La ville de Uvalde est endeuillée. — Jae C. Hong/AP/SIPA

« J’étais effrayé et stressé, parce que les balles m’ont presque touché ». Daniel, élève de l’école primaire Robb à Uvalde, se confie au Washington Post. Comme lui, de nombreux survivants de la tuerie, lors de laquelle 19 de leurs camarades ainsi que 2 enseignants ont perdu la vie, commencent à témoigner. Leurs récits de l’heure passée enfermés avec le tireur, Salvador Ramos, avant que la police intervienne sont glaçants.

En entrant dans la salle, ce dernier avait fermé la porte, disant aux enfants : « Vous allez tous mourir », avant d’ouvrir le feu, a raconté un survivant, Samuel Salinas, 10 ans, à la chaîne ABC vendredi. « Je crois qu’il me visait », a témoigné l’enfant, mais une chaise se trouvant entre lui et le tireur a bloqué la balle. Dans la pièce, dont le sol est recouvert de sang, Samuel Salinas, pour ne pas être visé par les tirs, a essayé de « faire le mort ».

Des enfants « traumatisés », qui ne veulent plus retourner à l’école

Miah Cerrillo, 11 ans, a tenté d’échapper à l’attention de Salvador Ramos de la même façon. La fillette s’est couverte du sang d’un camarade, dont le cadavre se trouvait à côté d’elle, a-t-elle expliqué à CNN, dans un témoignage non filmé. Elle venait de voir l’adolescent abattre son institutrice, après lui avoir dit « bonne nuit ». Une enfant, elle aussi touchée par une balle, avait doucement demandé à son enseignante d’appeler la police, disant qu’elle « saignait beaucoup », a relaté Daniel, qui ne peut plus dormir seul et fait des cauchemars.

Sa professeure, qui a été blessée pendant l’attaque mais qui a survécu, chuchotait aux élèves de « rester calmes » et de ne « pas bouger ». Les enfants qui ont survécu « sont traumatisés, et ils devront vivre avec ça toute leur vie », a déclaré sa mère, Briana Ruiz. Samuel Salinas a lui aussi dit faire des cauchemars, dans lesquels il voit le tireur. L’idée de retourner à l’école, ou même de revoir ses petits camarades, reste effrayante. « Je n’ai pas hâte », a-t-il assuré, ajoutant vouloir « rester à la maison » et se « reposer ».

Echec de la régulation sur les armes à feu

A la veille de la visite de Joe Biden, ces témoignages n’ont fait qu’accentuer la polémique autour de la réaction des forces de l’ordre.

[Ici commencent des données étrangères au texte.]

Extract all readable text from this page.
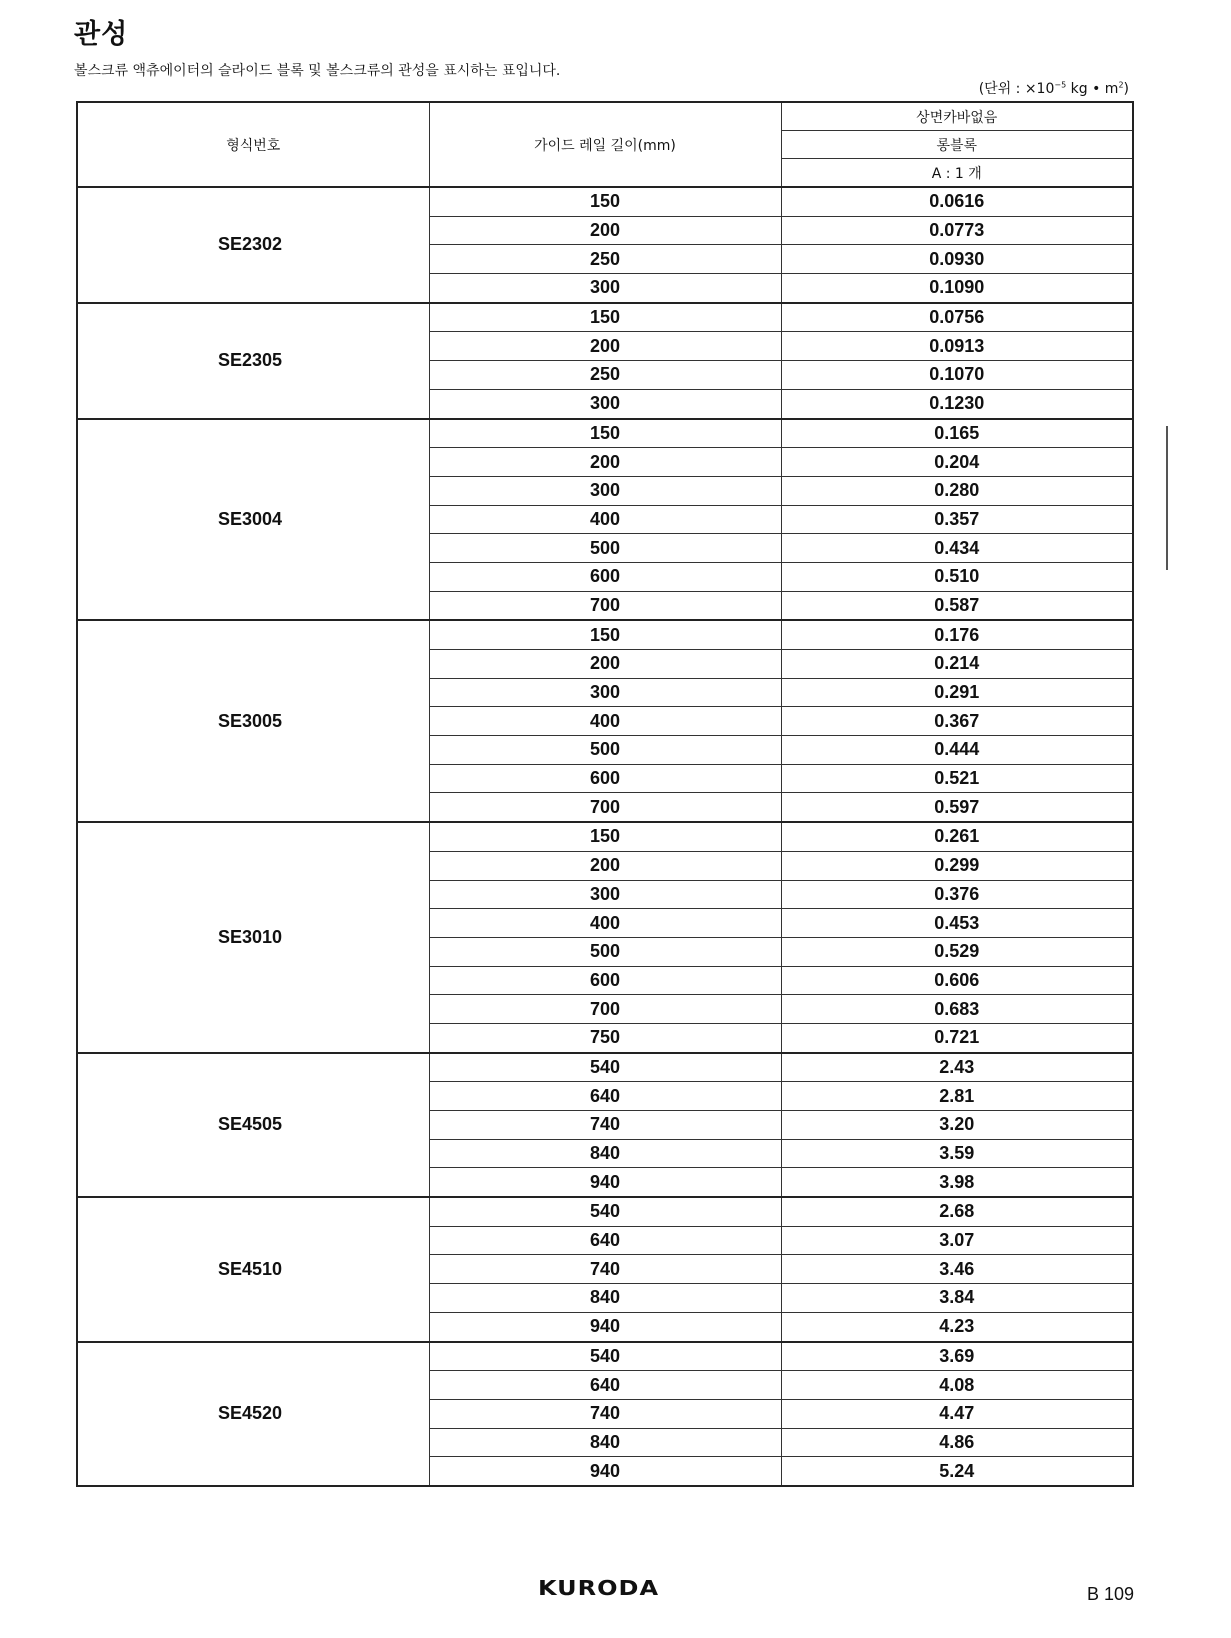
관성
볼스크류 액츄에이터의 슬라이드 블록 및 볼스크류의 관성을 표시하는 표입니다.
(단위 : $\times 10^{-5}$ kg • $m^2$)
형식번호	가이드 레일 길이(mm)	상면카바없음
		롱블록
		A : 1 개
SE2302	150	0.0616
	200	0.0773
	250	0.0930
	300	0.1090
SE2305	150	0.0756
	200	0.0913
	250	0.1070
	300	0.1230
SE3004	150	0.165
	200	0.204
	300	0.280
	400	0.357
	500	0.434
	600	0.510
	700	0.587
SE3005	150	0.176
	200	0.214
	300	0.291
	400	0.367
	500	0.444
	600	0.521
	700	0.597
SE3010	150	0.261
	200	0.299
	300	0.376
	400	0.453
	500	0.529
	600	0.606
	700	0.683
	750	0.721
SE4505	540	2.43
	640	2.81
	740	3.20
	840	3.59
	940	3.98
SE4510	540	2.68
	640	3.07
	740	3.46
	840	3.84
	940	4.23
SE4520	540	3.69
	640	4.08
	740	4.47
	840	4.86
	940	5.24
KURODA	B 109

Pressé par les journalistes d’expliquer leur délai d’intervention très critiqué, Steven McCraw, directeur du département de la sécurité publique du Texas, a affirmé vendredi que les forces de l’ordre pensaient « qu’il n’y avait peut-être plus de survivant ».

La police a pourtant reçu de nombreux appels de plusieurs personnes se trouvant dans les deux salles de classe touchées, dont un d’une enfant à 12h16, plus d’une demi-heure avant l’intervention de la police à 12h50, prévenant que « huit à neuf élèves étaient vivants », a déclaré Steven McCraw.

La fusillade, qualifiée de « nouveau Sandy Hook » dans la presse américaine, en référence à l’effroyable massacre dans une école primaire du Connecticut en 2012, a réveillé les traumatismes de l’Amérique. Les visages des très jeunes victimes, âgées de 9 à 11 ans, diffusés en boucle à la télévision, et les témoignages de leurs proches effondrés ont ému le pays, relançant une vague d’appels à mieux réguler les armes à feu. Mais Joe Biden, qui a régulièrement dénoncé l'« épidémie » de violence par arme à feu, n’a pour l’instant pas réussi à faire passer une législation d’ampleur sur la régulation des armes.